FIG. 1 illustrates a conventional micromechanical bulk acoustic resonator. As shown, the bulk acoustic resonator includes silicon layers 11 and 13 with an insulator 12 disposed therebetween. Moreover, two metal layers 14, 16 are disposed on top of silicon substrate 13 with a piezoelectric film 15 disposed therebetween. The metal layer 16 forms conductive electrodes 16 that are coupled by way of tethers 17 to conduct pads 16a and 16b. One limitation with this design is that the addition of the piezoelectric film 15 and the metal layers 14 and 16 on top of the silicon 13 breaks the symmetry of the resonator 10. In other words, the top of silicon is dissimilar to the bottom of silicon. The asymmetrical design causes vibrations in the thickness direction of the resonator that result in energy leakage out of the resonator.

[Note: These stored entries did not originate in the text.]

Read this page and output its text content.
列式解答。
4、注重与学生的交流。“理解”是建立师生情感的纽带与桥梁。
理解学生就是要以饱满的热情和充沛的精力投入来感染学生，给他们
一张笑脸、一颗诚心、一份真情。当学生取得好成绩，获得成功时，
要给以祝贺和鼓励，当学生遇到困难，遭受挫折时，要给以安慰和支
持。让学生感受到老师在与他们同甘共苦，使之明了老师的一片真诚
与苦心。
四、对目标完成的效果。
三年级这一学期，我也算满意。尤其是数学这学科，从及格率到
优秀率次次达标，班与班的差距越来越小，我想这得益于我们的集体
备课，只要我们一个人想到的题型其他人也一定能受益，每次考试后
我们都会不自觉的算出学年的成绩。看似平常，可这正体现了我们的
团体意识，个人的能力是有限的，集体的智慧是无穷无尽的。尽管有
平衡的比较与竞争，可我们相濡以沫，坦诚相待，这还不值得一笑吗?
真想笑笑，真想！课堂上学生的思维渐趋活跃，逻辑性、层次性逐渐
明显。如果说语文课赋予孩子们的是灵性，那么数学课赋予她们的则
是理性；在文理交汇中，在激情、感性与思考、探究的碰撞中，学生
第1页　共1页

FIGS. 2A and 2B illustrate a comparison of vibration between a pure silicon resonator and a silicon resonator with thin films deposited on a top surface of the silicon layer. In both FIGS. 2A and 2B, the dashed outline represents the device in its original position with no vibration. FIG. 2A illustrates a pure silicon resonator 110 having an anchor center point 120. In vibration mode, the device 110 expands and contracts as shown in the two images of FIG. 2A, but there is no movement in the z direction, i.e., the anchor center point 120 does not move up or down while vibrating. FIG. 2B illustrates a resonator design that includes thin films (e.g., the piezoelectric layer and metal layers) 112 disposed on top of the silicon substrate. The piezoelectric and metal films have different elastic modulus and density than silicon. Because the symmetry is broken, the resonator bends and there will be vibration movement in the z direction, i.e., the anchor center point 120 will move up or down while vibrating. As a result, piezoelectric MEMS resonator designs, such as those shown in FIGS. 1 and 2B, will typically have a quality factor that is about an order of magnitude lower than bare silicon resonators, such as the device shown in FIG. 2A, at the same frequency. The low quality factor of the piezoelectric MEMS resonator designs increases the noise in oscillator applications and increases the motional impedance.
One design that attempts to overcome the low quality factor of piezoelectric MEMS resonators is to increase the size of the resonator by using a higher order overtone design, for example, as described in Patent document 1 (identified below). While a higher order overtone design directly decreases the motional resistance, it also increases the size of the resonator. Moreover, since the manufacturing cost of the resonator is proportional to the size, the larger resonator size is not preferred. In addition, even for larger resonators, the low motional impedance is still not sufficient for low noise oscillator applications and a higher quality factor is required.                Non patent document 1: V. Kaajakari, T. Mattila, A. Oja, J. Kiihamaki, and H. Seppa, “Square-extensional mode single-crystal silicon micromechanical resonator for low phase noise oscillator applications”, IEEE Electron Device Letters, Vol. 25, No. 4, pp. 173-175, April 2004.        Non patent document 2: G. Piazza, P. J. Stephanou, A. P. Pisano, “Piezoelectric Aluminum Nitride Vibrating Contour-Mode MEMS Resonators”, Journal of MicroElectro Mechanical Systems, vol. 15, no. 6, pp. 1406-1418, December 2006.        Patent document 1: U.S. Pat. No. 7,924,119.